El Quesir

El Quesir

al-Qusair (arabisch ‏القصير‎, DMG al-Quṣayr, „kleine Burg“; manchmal auch als Al Qusayr, El Quseir, Quseir, Quesir), ist eine etwa 5.000 Jahre alte ägyptische Stadt am Roten Meer. Sie liegt 130 km südlich von Hurghada und 103 km nördlich von Marsa Alam, 73 km nördlich des dortigen 2003 eröffneten internationalen Flughafens.

Viele Beduinen aus dem Umland kommen hierher um zu kaufen und verkaufen. Neben dem Tourismus, der sich aus Besuchern von südlich oder nördlich gelegenen Hotelanlagen speist (in al-Qusair selbst gibt es keine nennenswerten Unterkünfte für Touristen), besteht eine wichtige Quelle für Einkünfte im Abbau, der Aufbereitung und Export von Phosphat. 1916 stiegen italienische Investoren im großen Stil in das Phosphatgeschäft ein, was sich heute anscheinend wieder auszahlt, denn es kehren hauptsächlich ihre Landsleute als Touristen zurück.

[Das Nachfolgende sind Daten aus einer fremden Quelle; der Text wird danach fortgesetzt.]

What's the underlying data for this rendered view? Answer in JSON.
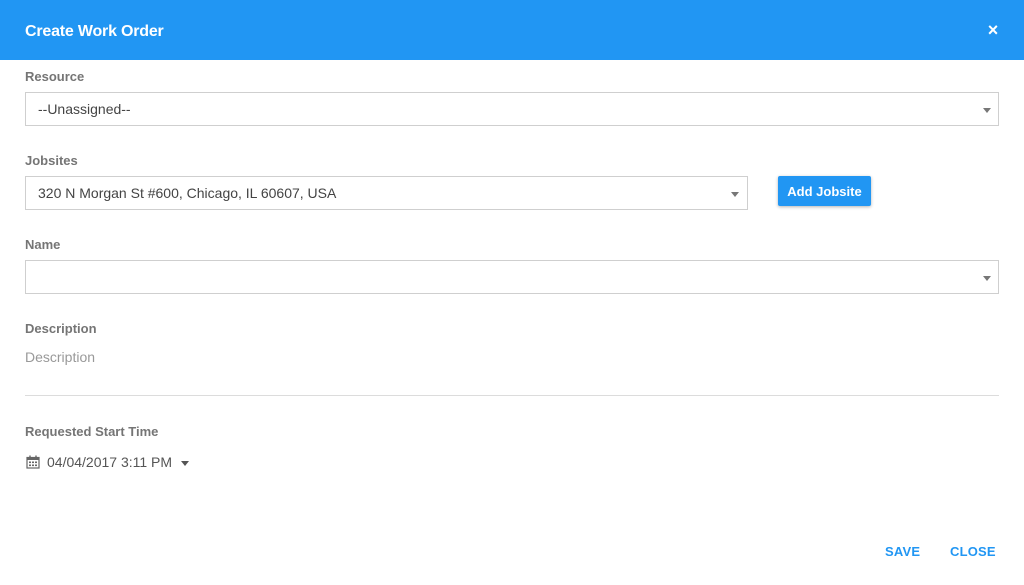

In der Vergangenheit war al-Qusair eine bedeutende Hafenstadt, doch mit der Fertigstellung des Sueskanals verlor sie diese Stellung nach und nach.

Die wichtigste Sehenswürdigkeit ist das an der Hauptdurchgangsstraße gelegene osmanische Fort des Sultans Selim (16. Jh.) und sein sehenswertes Wasserreservoir. Vor 100 Jahren stellte es noch das einzige Trinkwasser der Umgebung bereit, das von Aden (Hafenstadt im Jemen) importiert werden musste. Die Zuteilung der Wasserrationen erfolgte durch einen behördlich bestellten Aufseher. Für ägyptische Verhältnisse kann man einen außergewöhnlich gut dokumentierten Rundgang unternehmen und erhält einen schönen Blick über die Bucht und das Städtchen von dem Beobachtungsturm.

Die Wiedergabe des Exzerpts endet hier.